VMware Cloud on AWS has emerged as a dynamic and evolving service that continues to plan and introduce new features and functionality over time. VMware maintains a searchable roadmap of VMware Cloud on AWS, and potential adopters can easily follow features as they move from planning and development through preview and into general availability.
For example, VMware moved two SDKs into preview in late November 2018: a vSphere Automation SDK allows programmatic access to compute resources, while a vSAN Management SDK allows programmatic access to storage resources. VMware vCenter Server manages both. Integration between VMware vSAN and Amazon Elastic Block Store for greater storage scalability and reduced overall total cost of ownership is also in preview.

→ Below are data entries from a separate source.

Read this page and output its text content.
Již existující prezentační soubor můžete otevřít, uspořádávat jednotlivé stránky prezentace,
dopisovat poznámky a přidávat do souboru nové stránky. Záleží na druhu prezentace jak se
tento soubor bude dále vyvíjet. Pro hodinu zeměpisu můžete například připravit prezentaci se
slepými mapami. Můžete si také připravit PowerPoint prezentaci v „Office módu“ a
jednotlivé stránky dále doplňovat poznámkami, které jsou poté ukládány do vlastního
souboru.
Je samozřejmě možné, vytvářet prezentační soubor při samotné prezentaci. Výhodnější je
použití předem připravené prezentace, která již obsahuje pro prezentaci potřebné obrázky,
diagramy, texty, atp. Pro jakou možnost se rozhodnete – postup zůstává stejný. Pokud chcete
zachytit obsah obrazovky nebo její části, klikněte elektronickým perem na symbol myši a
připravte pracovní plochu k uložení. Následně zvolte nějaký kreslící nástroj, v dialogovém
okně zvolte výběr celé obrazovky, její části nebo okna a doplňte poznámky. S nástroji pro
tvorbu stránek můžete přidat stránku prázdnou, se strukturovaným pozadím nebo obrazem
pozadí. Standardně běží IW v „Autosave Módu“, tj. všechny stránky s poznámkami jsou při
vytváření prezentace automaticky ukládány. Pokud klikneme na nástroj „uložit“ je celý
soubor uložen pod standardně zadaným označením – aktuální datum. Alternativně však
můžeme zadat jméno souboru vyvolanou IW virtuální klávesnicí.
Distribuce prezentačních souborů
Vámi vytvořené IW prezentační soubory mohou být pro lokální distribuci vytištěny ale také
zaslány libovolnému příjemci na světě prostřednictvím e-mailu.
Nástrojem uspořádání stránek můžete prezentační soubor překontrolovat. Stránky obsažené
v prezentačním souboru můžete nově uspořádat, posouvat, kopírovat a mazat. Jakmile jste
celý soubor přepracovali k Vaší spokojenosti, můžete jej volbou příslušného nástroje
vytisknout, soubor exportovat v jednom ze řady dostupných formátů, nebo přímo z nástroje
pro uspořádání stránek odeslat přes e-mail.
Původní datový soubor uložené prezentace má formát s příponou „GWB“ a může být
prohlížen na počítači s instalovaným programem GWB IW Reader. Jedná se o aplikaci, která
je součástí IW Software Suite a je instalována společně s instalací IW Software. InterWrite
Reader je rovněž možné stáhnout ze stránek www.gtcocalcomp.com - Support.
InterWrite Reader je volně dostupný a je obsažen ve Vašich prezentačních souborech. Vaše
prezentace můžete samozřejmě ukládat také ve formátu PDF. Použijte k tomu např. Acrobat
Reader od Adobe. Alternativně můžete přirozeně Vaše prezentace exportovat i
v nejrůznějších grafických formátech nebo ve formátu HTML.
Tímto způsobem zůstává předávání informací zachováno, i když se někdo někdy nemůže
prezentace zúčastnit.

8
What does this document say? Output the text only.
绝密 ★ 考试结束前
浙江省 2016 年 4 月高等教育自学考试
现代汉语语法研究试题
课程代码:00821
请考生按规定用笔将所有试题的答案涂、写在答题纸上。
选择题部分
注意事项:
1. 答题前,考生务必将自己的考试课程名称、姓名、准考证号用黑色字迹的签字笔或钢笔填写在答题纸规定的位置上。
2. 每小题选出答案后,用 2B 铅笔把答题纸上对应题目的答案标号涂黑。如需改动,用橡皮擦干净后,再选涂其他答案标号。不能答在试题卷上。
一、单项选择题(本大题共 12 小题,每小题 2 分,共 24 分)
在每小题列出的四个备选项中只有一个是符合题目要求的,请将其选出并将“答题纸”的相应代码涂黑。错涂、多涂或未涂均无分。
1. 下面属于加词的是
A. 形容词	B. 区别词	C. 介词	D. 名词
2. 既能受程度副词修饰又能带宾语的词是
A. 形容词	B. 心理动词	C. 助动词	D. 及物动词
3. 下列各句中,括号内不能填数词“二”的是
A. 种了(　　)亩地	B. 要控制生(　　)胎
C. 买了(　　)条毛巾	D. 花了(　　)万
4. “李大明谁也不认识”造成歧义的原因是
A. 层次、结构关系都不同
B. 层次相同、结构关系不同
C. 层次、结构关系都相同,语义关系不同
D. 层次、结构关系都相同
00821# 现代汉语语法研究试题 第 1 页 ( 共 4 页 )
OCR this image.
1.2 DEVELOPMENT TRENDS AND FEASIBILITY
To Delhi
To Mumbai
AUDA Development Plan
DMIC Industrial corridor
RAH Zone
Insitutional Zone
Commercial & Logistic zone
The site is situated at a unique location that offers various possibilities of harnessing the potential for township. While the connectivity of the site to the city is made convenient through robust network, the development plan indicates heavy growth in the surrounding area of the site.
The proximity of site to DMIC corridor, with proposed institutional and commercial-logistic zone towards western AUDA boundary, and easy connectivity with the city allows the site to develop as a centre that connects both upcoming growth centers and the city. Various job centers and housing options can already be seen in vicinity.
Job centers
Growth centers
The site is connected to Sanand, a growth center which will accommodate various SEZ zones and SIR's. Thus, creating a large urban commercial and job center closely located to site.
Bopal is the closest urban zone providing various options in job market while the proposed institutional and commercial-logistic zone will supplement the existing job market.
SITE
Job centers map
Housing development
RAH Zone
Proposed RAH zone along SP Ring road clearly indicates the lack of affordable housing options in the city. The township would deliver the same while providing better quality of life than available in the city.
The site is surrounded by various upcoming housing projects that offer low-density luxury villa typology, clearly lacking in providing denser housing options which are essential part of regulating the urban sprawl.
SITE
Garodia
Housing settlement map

One planned feature includes a change to VMware Site Recovery, which improves disaster recovery testing by enabling the tool to autonomously add and remove host capacity for testing, which takes away the need for human decision-making in setting up and configuring DR tests. Another planned feature builds on VMware Site Recovery by enabling the tool to protect up to 2,000 VMs per VMware Cloud on AWS deployment.
Although there is no guarantee that planned or developing features will actually reach general availability, the presence of a vendor roadmap enables potential adopters to follow the service's evolution and look ahead to possible new capabilities and use cases that can benefit their business.
Public cloud adoption takes one of two paths: creating new workloads that can run in the cloud or moving existing workloads from local data centers to the cloud. Complex workloads are more expensive to refactor for the cloud and might not readily migrate to cloud services. The introduction of frameworks such as VMware Cloud on AWS seeks to offer a compromise. Rather than forcing a large business to resemble a cloud, the cloud can provide a platform that more closely resembles the environment, tools and services found in a virtualized data center. This effectively extends a local data center to the cloud without the complexities of building private and hybrid clouds.